Wielce szanowna Pani Katarzyno. U początku – przeprosiny. Napisała Pani kilka miesięcy temu, lecz list został wrzucony przez program komputerowy do spamu. Nie wiem dlaczego. Dopiero teraz przypadkowo odnalazłem. Nadesłane utwory ciekawe, z chęcią opublikujemy – lecz czy sprawa aktualna? To jest czy już nie ukazał się drukiem w zbiorze? I przy okazji – co do planowanego tytułu tomiku: zbiór wierszy pt. „Falochrony” wydał swego czasu Zbigniew Jankowski. Może więc warto rozważyć zmianę?

 

Anna O., Poznań. Czy już nie ma miejsca w literaturze miejsca dla fraszek? (…) Gdzie nie wyślę, to milczą albo odmawiają. (…) Jesteście chyba moją ostatnią deską ratunku. (…)

Pani Anno, list przepełniają utyskiwania i coś na kształt teorii spiskowych. Może, gdybym nie przeczytał załączonych fraszek, choć częściowo zrozumiałbym Pani frustrację. Lecz przeczytałem. I skoro jednak prosi Pani o absolutną szczerość, odpowiem. Tylko pozornie forma ta jest w budowaniu łatwa. W gruncie rzeczy wymaga lekkości pióra, świeżego konceptu i pewnej otwartości na humor. Tak w grubym skrócie mówiąc. A teraz proszę spojrzeć jak to się ma do Pani utworów. Zacytuję trzy.

NA MĘŻA
Wyszłam za mąż lat temu sporo,
niech inne przykładu nie biorą.

PO ŚLUBIE
Obiecane złote góry
zamieniły się w pagóry.

NA KOCHANKA
Gdy się raz zdecydowałam
to później już… nie chciałam.

 

Jacek J. Jestem autorem tomu poetyckiego "Mu!", który doczekał się recenzji na łamach "Latarni morskiej" autorstwa p. Anny Krasuskiej w numerze z lutego br. Ponieważ chciałbym się odnieść do niektórych kwestii w niej zawartych, zwracam się z prośbą o udostępnienie adresu mailowego p. Krasuskiej, o ile oczywiście wyrazi ona na to zgodę. (...)
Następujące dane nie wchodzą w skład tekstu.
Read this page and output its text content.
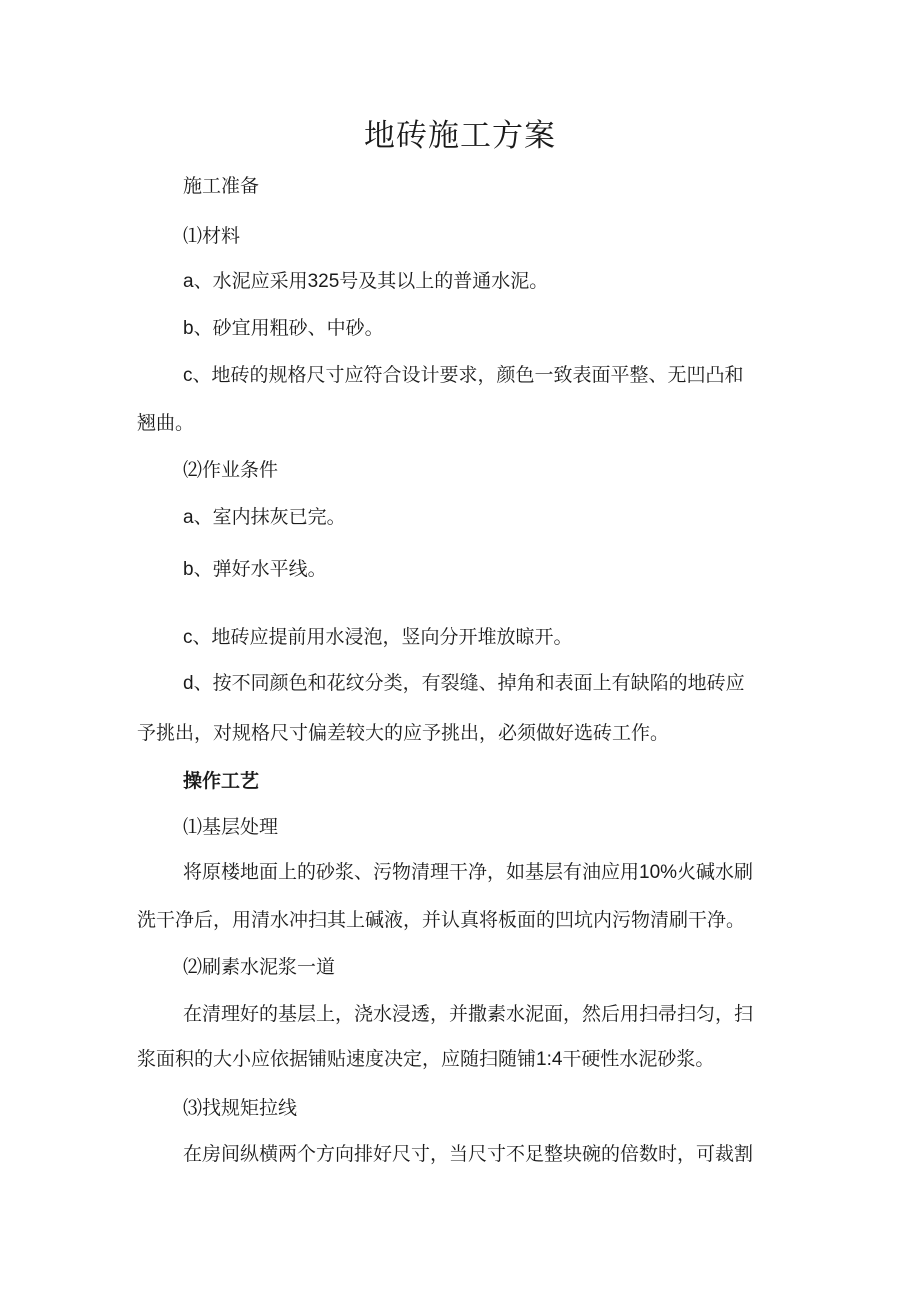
地砖施工方案
施工准备
⑴材料
a、水泥应采用325号及其以上的普通水泥。
b、砂宜用粗砂、中砂。
c、地砖的规格尺寸应符合设计要求，颜色一致表面平整、无凹凸和
翘曲。
⑵作业条件
a、室内抹灰已完。
b、弹好水平线。
c、地砖应提前用水浸泡，竖向分开堆放晾开。
d、按不同颜色和花纹分类，有裂缝、掉角和表面上有缺陷的地砖应
予挑出，对规格尺寸偏差较大的应予挑出，必须做好选砖工作。
操作工艺
⑴基层处理
将原楼地面上的砂浆、污物清理干净，如基层有油应用10%火碱水刷
洗干净后，用清水冲扫其上碱液，并认真将板面的凹坑内污物清刷干净。
⑵刷素水泥浆一道
在清理好的基层上，浇水浸透，并撒素水泥面，然后用扫帚扫匀，扫
浆面积的大小应依据铺贴速度决定，应随扫随铺1:4干硬性水泥砂浆。
⑶找规矩拉线
在房间纵横两个方向排好尺寸，当尺寸不足整块碗的倍数时，可裁割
Szanowny Panie Jacku – zwykle podobnych przysług nie praktykujemy (z różnych powodów). Ale spytam współpracującą z nami recenzentkę. I w przypadku jej aprobaty adres udostępnimy.
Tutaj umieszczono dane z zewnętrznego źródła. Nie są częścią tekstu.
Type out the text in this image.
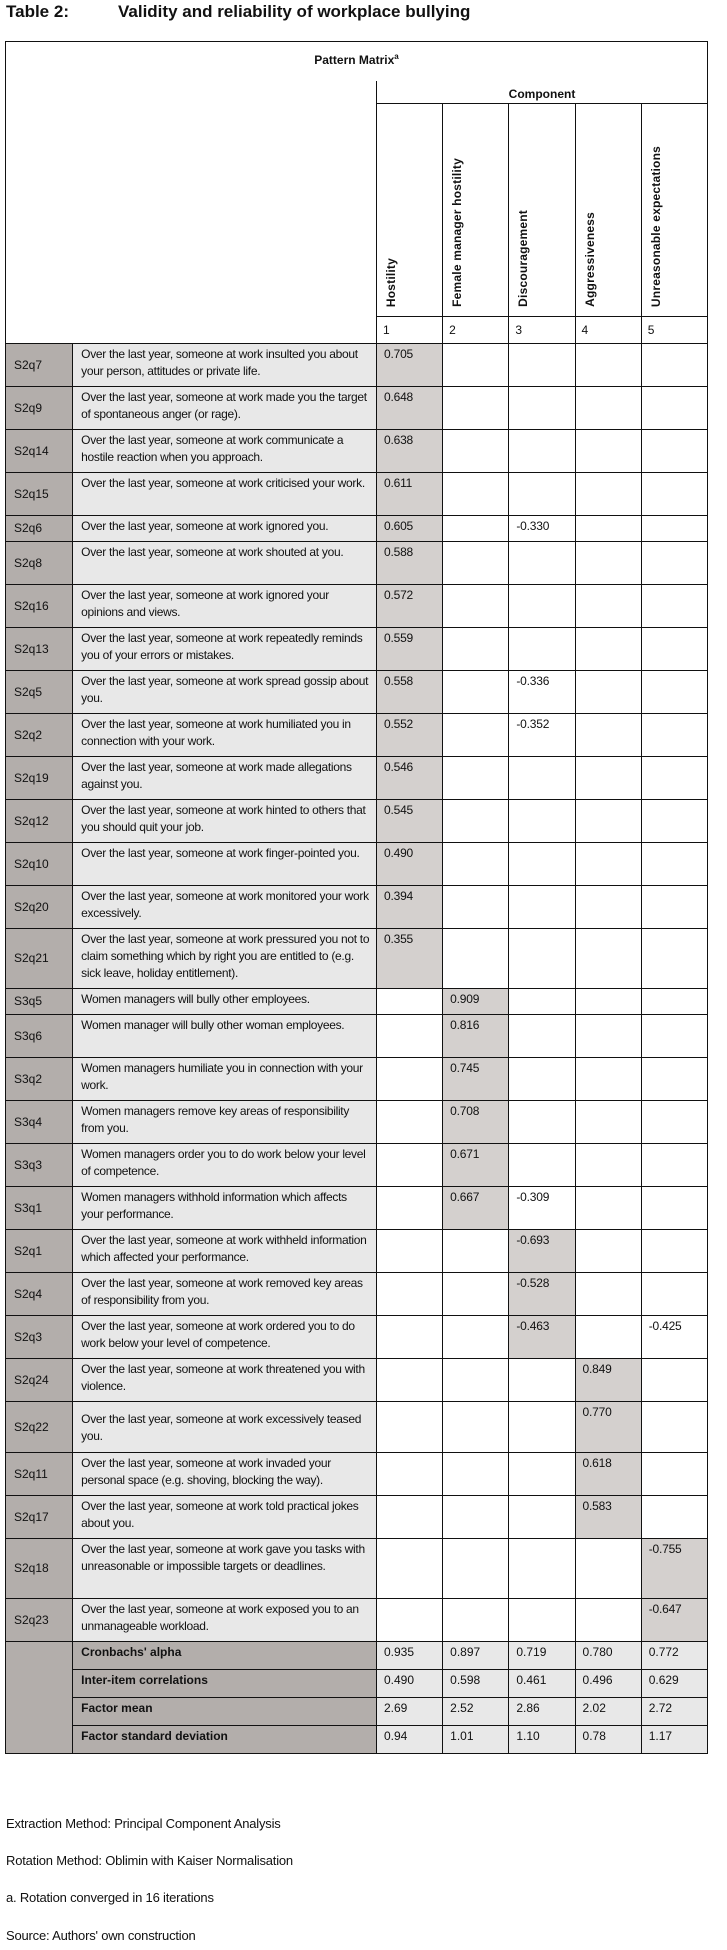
Table 2:	Validity and reliability of workplace bullying
Pattern Matrix$^a$
		Component				
		Hostility	Female manager hostility	Discouragement	Aggressiveness	Unreasonable expectations
		1	2	3	4	5
S2q7	Over the last year, someone at work insulted you about your person, attitudes or private life.	0.705				
S2q9	Over the last year, someone at work made you the target of spontaneous anger (or rage).	0.648				
S2q14	Over the last year, someone at work communicate a hostile reaction when you approach.	0.638				
S2q15	Over the last year, someone at work criticised your work.	0.611				
S2q6	Over the last year, someone at work ignored you.	0.605		-0.330		
S2q8	Over the last year, someone at work shouted at you.	0.588				
S2q16	Over the last year, someone at work ignored your opinions and views.	0.572				
S2q13	Over the last year, someone at work repeatedly reminds you of your errors or mistakes.	0.559				
S2q5	Over the last year, someone at work spread gossip about you.	0.558		-0.336		
S2q2	Over the last year, someone at work humiliated you in connection with your work.	0.552		-0.352		
S2q19	Over the last year, someone at work made allegations against you.	0.546				
S2q12	Over the last year, someone at work hinted to others that you should quit your job.	0.545				
S2q10	Over the last year, someone at work finger-pointed you.	0.490				
S2q20	Over the last year, someone at work monitored your work excessively.	0.394				
S2q21	Over the last year, someone at work pressured you not to claim something which by right you are entitled to (e.g. sick leave, holiday entitlement).	0.355				
S3q5	Women managers will bully other employees.		0.909			
S3q6	Women manager will bully other woman employees.		0.816			
S3q2	Women managers humiliate you in connection with your work.		0.745			
S3q4	Women managers remove key areas of responsibility from you.		0.708			
S3q3	Women managers order you to do work below your level of competence.		0.671			
S3q1	Women managers withhold information which affects your performance.		0.667	-0.309		
S2q1	Over the last year, someone at work withheld information which affected your performance.			-0.693		
S2q4	Over the last year, someone at work removed key areas of responsibility from you.			-0.528		
S2q3	Over the last year, someone at work ordered you to do work below your level of competence.			-0.463		-0.425
S2q24	Over the last year, someone at work threatened you with violence.				0.849	
S2q22	Over the last year, someone at work excessively teased you.				0.770	
S2q11	Over the last year, someone at work invaded your personal space (e.g. shoving, blocking the way).				0.618	
S2q17	Over the last year, someone at work told practical jokes about you.				0.583	
S2q18	Over the last year, someone at work gave you tasks with unreasonable or impossible targets or deadlines.					-0.755
S2q23	Over the last year, someone at work exposed you to an unmanageable workload.					-0.647
	Cronbachs' alpha	0.935	0.897	0.719	0.780	0.772
	Inter-item correlations	0.490	0.598	0.461	0.496	0.629
	Factor mean	2.69	2.52	2.86	2.02	2.72
	Factor standard deviation	0.94	1.01	1.10	0.78	1.17
Extraction Method: Principal Component Analysis
Rotation Method: Oblimin with Kaiser Normalisation
a. Rotation converged in 16 iterations
Source: Authors' own construction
Marek J. Przesyłam do publikacji w Latarni Morskiej kilka nowych wierszy swojego autorstwa. Notę biograficzną oraz portret mojej osoby wykonany przez Zbigniewa Kresowatego.

Szanowny Panie Marku – dziękuję za ofertę, formalnie dobrze przygotowaną, na dodatek z udanym portretem graficznym autorstwa Zbigniewa Kresowatego. Cóż, gorzej z samymi utworami. Cytuję jeden z nich – pt. „Metafizyka CCXLVII”: Psychotronika – / W przestworzach / czasoprzestrzeni / lewitują myśli / absolutu // Umysł transcendentu / komponuje sny / podświadomości nieba / w nieśmiertelność aniołów.
W podobnym rytmie oraz identycznym instrumentarium pławią się pozostałe Pańskie wiersze. Jeśli nie czuje Pan zgrzytów, za wysokiego „c”, sztucznego języka i nagromadzenia kulturowych banałów – nic nie poradzę. Innymi słowy – może za czas jakiś będzie lepiej?

 

Kamil W. Szanowni Państwo, byłbym zainteresowany publikowaniem u Państwa jednorazowo lub cyklicznie. Piszę najczęściej na tematy okołoksiążkowe. Chciałbym również spróbować swoich sił w innych formach publicystycznych, artykuł lub felieton. Jestem otwarty na propozycje tematów. W załączniku dodaje kilka próbek moich tekstów. Proszę o odpowiedź.

Panie Kamilu – sympatycznie zabrzmiała Pańska propozycja. Bo nowi współpracownicy mile są u nas widziani. Lecz zapowiadanych próbek nadal (od ładnych kilku tygodni) nie widzę. A bez ich oglądu trudno odnieść się do oferty. Zapomniał Pan wysłać albo załącznik przepadł gdzieś w mrokach dziejów.

 

Magdalena S. Witam, serdecznie pochodzę ze Szczecina i moja znajoma Monika Z(…) podała mi ten adres milowy. Jestem twórcą poezji i chciałabym wysłać państwu swój tomik poezji w celu jego publikacji w państwa wydawnictwie czy jest taka szansa? Jeśli tak to proszę o kontakt i odpowiedz to dla mnie bardzo istotne. (…)

Droga poetko Magdaleno – z miejsca wyjaśniam, że zbiorów poezji nie publikujemy. Ale możemy ogłosić kilka wierszy na naszym portalu. Jeśli przekonają nas swoim wyrazem.

 

Adam A., Iwona B., Józef N., Dariusz O., Leszek Z., Roman A., Grażyna W., Andżelika F., Jerzy B., Ludmiła B., Aurora W.-S., Kalina C., Krzysztof I., Jarosław U., Marian D., Wiesław S., Fryderyk Z., Elżbieta Ch., Lech A., Alina W., Teodor S., Olgierd W., Mirosława Z.-L., Jadwiga O.-O. - dziękujemy, nie skorzystamy.